Ce conservatisme a régné trop longtemps à l’étage directorial des principaux acteurs du cyclisme, souvent divisés. Il a conduit à un modèle de business décousu, aux nombreux manquements. À un calendrier (WorldTour) surchargé et dénué de transparence. À un WorldRanking basé sur un système de points absurde. À une couverture télévisée hyper-classique, avec beaucoup trop peu de données. Sans plate-forme digitale ni réseaux sociaux susceptibles de séduire les jeunes amateurs de sport. Avec des organisateurs de courses qui vendent les droits TV chacun de leur côté, ne récoltant que des cacahuètes.

Mais il y a de l’espoir. Les acteurs contemporains sont dignes des Oscars, avec des stars charismatiques, hommes et femmes, comme Tadej Pogacar, Remco Evenepoel, Wout van Aert, Mathieu van der Poel et Annemiek van Vleuten. Encore faut-il vendre le film plus cher et à plus de personnes. Ou, pour reprendre les termes de Plugge: «Réveiller le géant endormi.» C’est le bon moment, car le business du sport n’a jamais été aussi lucratif depuis la pandémie.

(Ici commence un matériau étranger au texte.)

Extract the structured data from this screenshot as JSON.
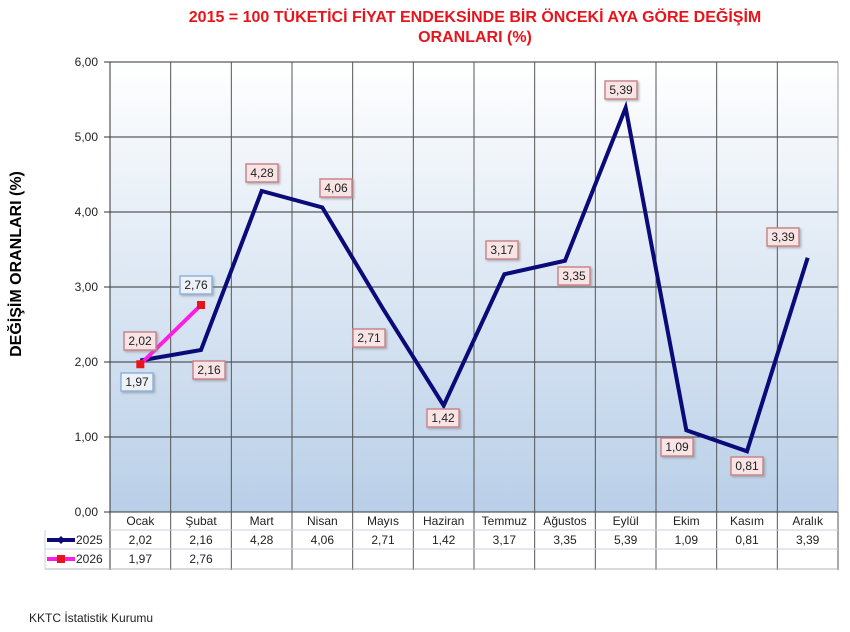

Tous sports confondus, les droits TV pesaient cinquante milliards d’euros en 2022 et leur valeur va encore augmenter, notamment parce que des plate-formes de streaming comme Apple TV, Amazon Prime, Disney+ et Netflix sont entrées dans la danse, pas seulement pour les droits de retransmission en direct, mais aussi pour du contenu exclusif, comme des documentaires. Drive to Survive a changé la donne en Formule 1 et ce sera sans doute le cas de la série documentaire que Netflix va consacrer cette année au dernier Tour de France.

Plus important encore, l’UCI et d’autres acteurs du cyclisme ont enfin compris. Mieux vaut tard que jamais. Grâce à l’insistance de Richard Plugge. Ces derniers mois, avec Patrick Lefevere, il a dirigé les réunions du groupe de réflexion One Cycling, qui ont réuni l’UCI, les équipes, les organisateurs et le syndicat des coureurs.

On y a discuté des manquements évoqués ci-dessus et, fait nouveau, on s’y est partiellement attaqué. En accordant la priorité à la sécurité et en revoyant les barèmes du WorldRanking 2023, en attribuant beaucoup plus de points aux grands tours, aux monuments, aux championnats du monde et aux Jeux Olympiques. Selon une devise: faire appel aux meilleurs acteurs pour les meilleurs films. En 2026, ça doit aboutir à une «UCI Champions League», avec un calendrier WorldTour aminci et sans chevauchements d’épreuves.

D’ici là, nous espérons qu’il y aura également une plate-forme en ligne globale, qui permette de générer plus de rentrées grâce à la consommation digitale du sport. Velon, l’association de (seulement) dix formations du WorldTour, lance cette année le Road Code, conçu grâce à la technologie controversée Web3/blockchain. Pour 99 euros par an, le «cycling’s first fan universe» vous donne accès à des données «exclusives» et à des récits en coulisse. Est-ce suffisamment intéressant pour inciter l’amateur moyen de cyclisme à débourser cette somme? L’avenir nous le dira.

Les tentatives de Velon et de One Cycling n’en sont pas moins dignes d’éloges. Comme le disait le philosophe grec Héraclite : «Le changement est la seule constante.» Il est indispensable si le cyclisme veut un jour se défaire de son statut de petit poucet dans le paysage sportif mondial. Ou au moins en devenir un petit géant.

Notre magazine évolue aussi: en plus de ce numéro, le cinquantième de l’histoire dédié au cyclisme (voir les unes dans les pages suivantes), nous publierons aussi un Guide du Giro, un Guide du Tour et un Spécial fin de saison en 2023. Bonne lecture!